La présente invention concerne le domaine du traitement
des effluents phytosanitaires. L'invention concerne plus particulièrement un
procédé de traitement d'effluents phytosanitaires pour les dégrader
sans rejet dans l'environnement.
La présente invention concerne, par ailleurs, un dispositif
pour le traitement d'effluents phytosanitaires permettant de mettre en oeuvre ledit
procédé.
Les exploitants agricoles traitent leurs cultures en pulvérisant
des produits phytosanitaires. Après le traitement de leurs cultures, la cuve,
les rampes de pulvérisation et parfois le tracteur nécessitent un nettoyage
à l'eau. L'eau de lavage, dite effluents phytosanitaires, est ainsi chargée
de produits phytosanitaires qui doivent être éliminés pour éviter
toute pollution du sol et des eaux.
Ces effluents généralement comprennent les produits
phytosanitaires et/ou leurs produits de dégradation et/ou les produits associés
tels que des tensio-actifs, des produits détergents, des huiles ou des produits
organiques.
Dans le domaine du traitement des effluents phytosanitaires,
on connaît bien plusieurs procéder pour éliminer les produits phytosanitaires
et leurs produits associés tels que des produits détergents, des huiles
ou des produits organiques par exemple.
Un premier procédé connu sous la dénomination
« Osmofilm » (marque déposée) consiste dans un premier temps
à évaporer l'eau des effluents phytosanitaires puis, dans un second temps,
à éliminer le produit sec ainsi obtenu en tant que DIS suivant l'acronyme
Déchets Industriels Spéciaux.
C'est le cas, par exemple, de la demande de brevet internationale
WO 01/16542
qui décrit un procédé de séchage par membrane semi-perméable.

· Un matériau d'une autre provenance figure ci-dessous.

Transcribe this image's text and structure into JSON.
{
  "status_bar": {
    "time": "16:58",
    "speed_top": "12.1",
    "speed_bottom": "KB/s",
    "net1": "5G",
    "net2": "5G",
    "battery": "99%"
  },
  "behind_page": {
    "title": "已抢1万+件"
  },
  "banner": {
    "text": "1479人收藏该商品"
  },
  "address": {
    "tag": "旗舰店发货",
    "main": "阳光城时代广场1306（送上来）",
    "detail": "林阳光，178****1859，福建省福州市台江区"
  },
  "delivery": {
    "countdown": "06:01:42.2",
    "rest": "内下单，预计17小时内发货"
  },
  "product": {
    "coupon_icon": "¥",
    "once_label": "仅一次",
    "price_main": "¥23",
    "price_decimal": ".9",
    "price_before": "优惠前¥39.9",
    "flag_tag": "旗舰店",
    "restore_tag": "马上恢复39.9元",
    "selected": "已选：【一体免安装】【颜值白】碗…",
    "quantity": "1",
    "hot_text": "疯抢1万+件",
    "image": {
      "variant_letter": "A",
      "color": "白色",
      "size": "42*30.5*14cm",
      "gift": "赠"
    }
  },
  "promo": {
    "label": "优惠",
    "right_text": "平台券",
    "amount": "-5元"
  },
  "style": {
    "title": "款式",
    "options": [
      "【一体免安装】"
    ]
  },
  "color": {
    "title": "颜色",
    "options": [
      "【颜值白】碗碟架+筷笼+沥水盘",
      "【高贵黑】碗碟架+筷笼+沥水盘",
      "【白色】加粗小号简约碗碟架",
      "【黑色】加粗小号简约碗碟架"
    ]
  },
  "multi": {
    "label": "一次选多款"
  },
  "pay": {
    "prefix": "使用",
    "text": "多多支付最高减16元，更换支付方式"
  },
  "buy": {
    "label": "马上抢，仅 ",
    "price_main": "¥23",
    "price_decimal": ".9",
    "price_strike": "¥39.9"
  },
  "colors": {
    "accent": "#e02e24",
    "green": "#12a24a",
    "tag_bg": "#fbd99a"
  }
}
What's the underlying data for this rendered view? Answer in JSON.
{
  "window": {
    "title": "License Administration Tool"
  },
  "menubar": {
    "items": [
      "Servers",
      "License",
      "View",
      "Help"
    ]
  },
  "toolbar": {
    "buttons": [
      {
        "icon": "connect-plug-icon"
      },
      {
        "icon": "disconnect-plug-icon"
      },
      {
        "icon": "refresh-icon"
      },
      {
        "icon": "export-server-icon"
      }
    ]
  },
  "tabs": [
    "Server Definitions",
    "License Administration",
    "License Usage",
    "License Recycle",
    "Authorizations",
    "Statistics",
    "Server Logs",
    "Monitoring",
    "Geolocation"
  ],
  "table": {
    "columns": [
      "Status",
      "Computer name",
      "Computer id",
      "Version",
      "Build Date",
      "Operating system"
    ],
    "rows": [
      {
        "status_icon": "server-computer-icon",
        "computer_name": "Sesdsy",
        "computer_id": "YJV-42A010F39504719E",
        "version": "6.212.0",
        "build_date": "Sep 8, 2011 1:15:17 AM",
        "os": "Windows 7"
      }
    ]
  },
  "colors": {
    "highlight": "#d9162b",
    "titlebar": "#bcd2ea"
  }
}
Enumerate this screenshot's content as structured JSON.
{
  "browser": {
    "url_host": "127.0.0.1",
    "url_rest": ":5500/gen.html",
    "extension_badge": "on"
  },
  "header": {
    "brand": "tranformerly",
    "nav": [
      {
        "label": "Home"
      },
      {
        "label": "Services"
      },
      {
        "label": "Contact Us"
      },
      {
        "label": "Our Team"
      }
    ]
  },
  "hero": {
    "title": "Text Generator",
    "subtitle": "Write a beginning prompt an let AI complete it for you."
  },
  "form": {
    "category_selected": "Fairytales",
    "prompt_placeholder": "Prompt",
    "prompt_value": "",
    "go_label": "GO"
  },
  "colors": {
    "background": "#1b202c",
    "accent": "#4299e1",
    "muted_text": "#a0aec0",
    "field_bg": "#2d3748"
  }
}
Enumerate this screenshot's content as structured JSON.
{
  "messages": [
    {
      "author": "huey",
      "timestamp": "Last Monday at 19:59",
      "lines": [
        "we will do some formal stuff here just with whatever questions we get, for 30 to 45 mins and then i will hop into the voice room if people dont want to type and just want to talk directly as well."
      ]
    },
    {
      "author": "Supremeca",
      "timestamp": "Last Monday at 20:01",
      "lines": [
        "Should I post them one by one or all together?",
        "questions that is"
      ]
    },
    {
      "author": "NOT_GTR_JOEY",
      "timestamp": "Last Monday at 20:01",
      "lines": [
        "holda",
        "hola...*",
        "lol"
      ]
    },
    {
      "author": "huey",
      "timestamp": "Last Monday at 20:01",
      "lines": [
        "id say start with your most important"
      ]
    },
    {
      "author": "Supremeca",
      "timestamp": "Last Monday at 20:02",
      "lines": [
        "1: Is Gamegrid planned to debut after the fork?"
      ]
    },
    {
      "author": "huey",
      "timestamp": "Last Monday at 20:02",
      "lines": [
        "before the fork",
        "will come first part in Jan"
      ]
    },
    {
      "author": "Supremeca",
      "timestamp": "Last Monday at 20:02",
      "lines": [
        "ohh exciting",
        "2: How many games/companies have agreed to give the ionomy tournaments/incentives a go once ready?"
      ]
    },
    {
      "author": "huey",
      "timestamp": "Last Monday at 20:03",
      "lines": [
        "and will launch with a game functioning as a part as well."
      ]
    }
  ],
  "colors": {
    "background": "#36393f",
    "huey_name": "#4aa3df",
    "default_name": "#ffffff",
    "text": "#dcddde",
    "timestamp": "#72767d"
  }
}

Ledit procédé consiste à séparer les matières à éliminer
de l'eau dans laquelle lesdites matières sont en suspension en enfermant hermétiquement
lesdites matières dans une enveloppe présentant avantageusement une zone
de paroi non adhérente auxdites matières jusqu'à l'évaporation
complète de l'eau. Cette enveloppe est essentiellement constituée par
une membrane polymère sélectivement perméable à la vapeur d'eau.
Les enveloppes utilisées pour la mise en oeuvre de
ce type de procédé présentent l'inconvénient d'être particulièrement
fragiles. Lesdites enveloppes se déchirent facilement risquant ainsi de polluer
les sols et les eaux.
Un second procédé connu sous l'appellation «
phytopur » (marque déposée) consiste à supprimer les produits
phytosanitaires par adsorption dans un dispositif de filtration.
La demande de brevet
français FR 2824 758
décrit un dispositif pour la mise en oeuvre d'un tel procédé.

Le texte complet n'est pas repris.